My impression is that real human preference routinely looks like this; there are lots of cases people refuse to evaluate or don't evaluate consistently.
It seems like even with partial preferences, one can be consequentialist -- if you don't have clear preferences between outcomes, you have a choice that isn't morally relevant. Or is there a self-contradiction lurking?
If the result of that partial preference is that you start with Z and then decline the sequence of trades Z->Y->X, then you got dutch booked.
Otoh, maybe you want to accept the sequence Z->Y->X if you expect both trades to be offered, but decline each in isolation? But then your decision procedure is dynamically inconsistent: Standing at Z and expecting both trade offers, you have to precommit to using a different algorithm to evaluate the Y->X trade than you will want to use once you have Y.
I think I see the point about dynamic inconsistency. It might be that "I got to state Y from Z" will alter my decisionmaking about Y versus X.
I suppose it means that my decision of what to do in state Y no longer depends purely on consequences, but also on history, at which point they revoke my consequentialist party membership.
But why is that so terrible?
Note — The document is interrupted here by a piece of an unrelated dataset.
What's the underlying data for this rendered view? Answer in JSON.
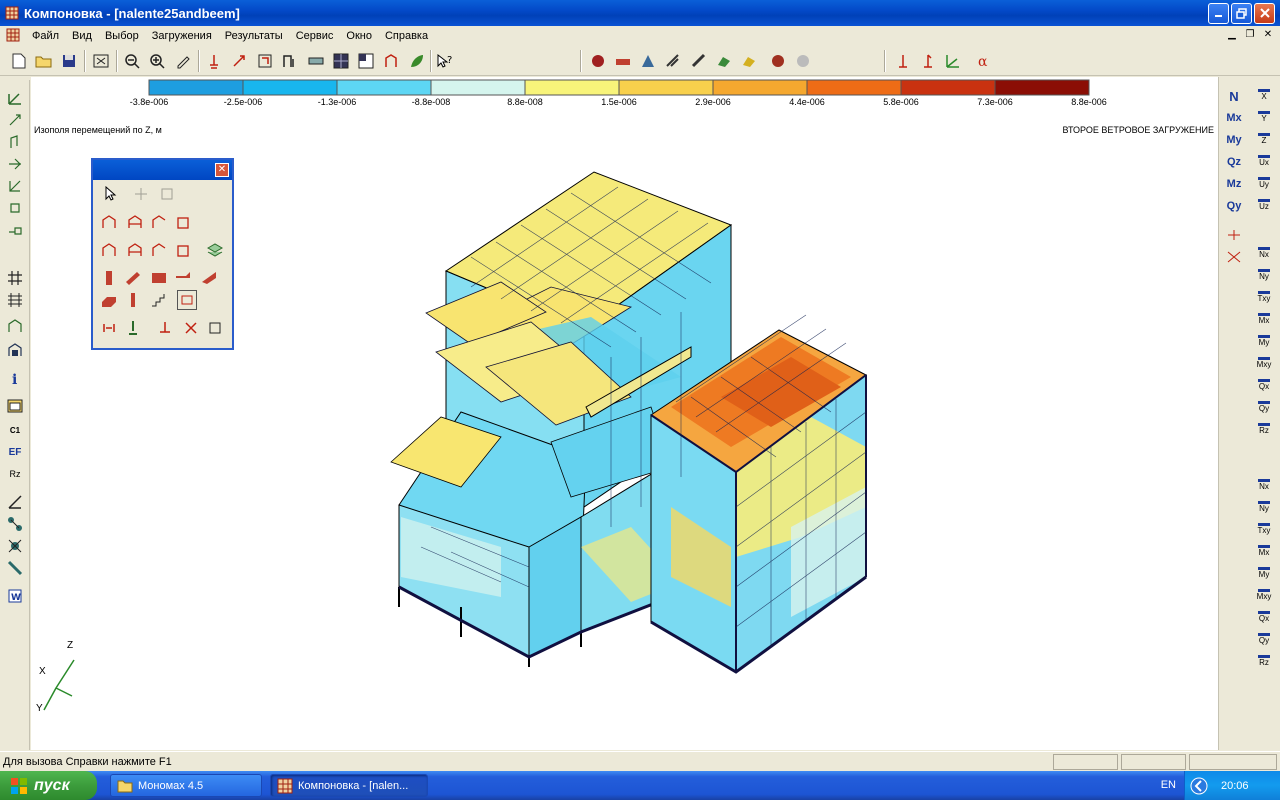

It's a little weird, but I'm not sure it's actually inconsistent or violates any of my moral beliefs. I have all sorts of moral beliefs about ownership and rights that are history-dependent so it's not like history-dependence is a new strange thing.
You could have undefined value, but it's not particularly intuitive, and I don't think anyone actually advocates it as a component of a consequentialist theory.
Whether, in real life, people actually do it is a different story. I mean, it's quite likely that humans violate the VNM model of rationality, but that could just be because we're not rational.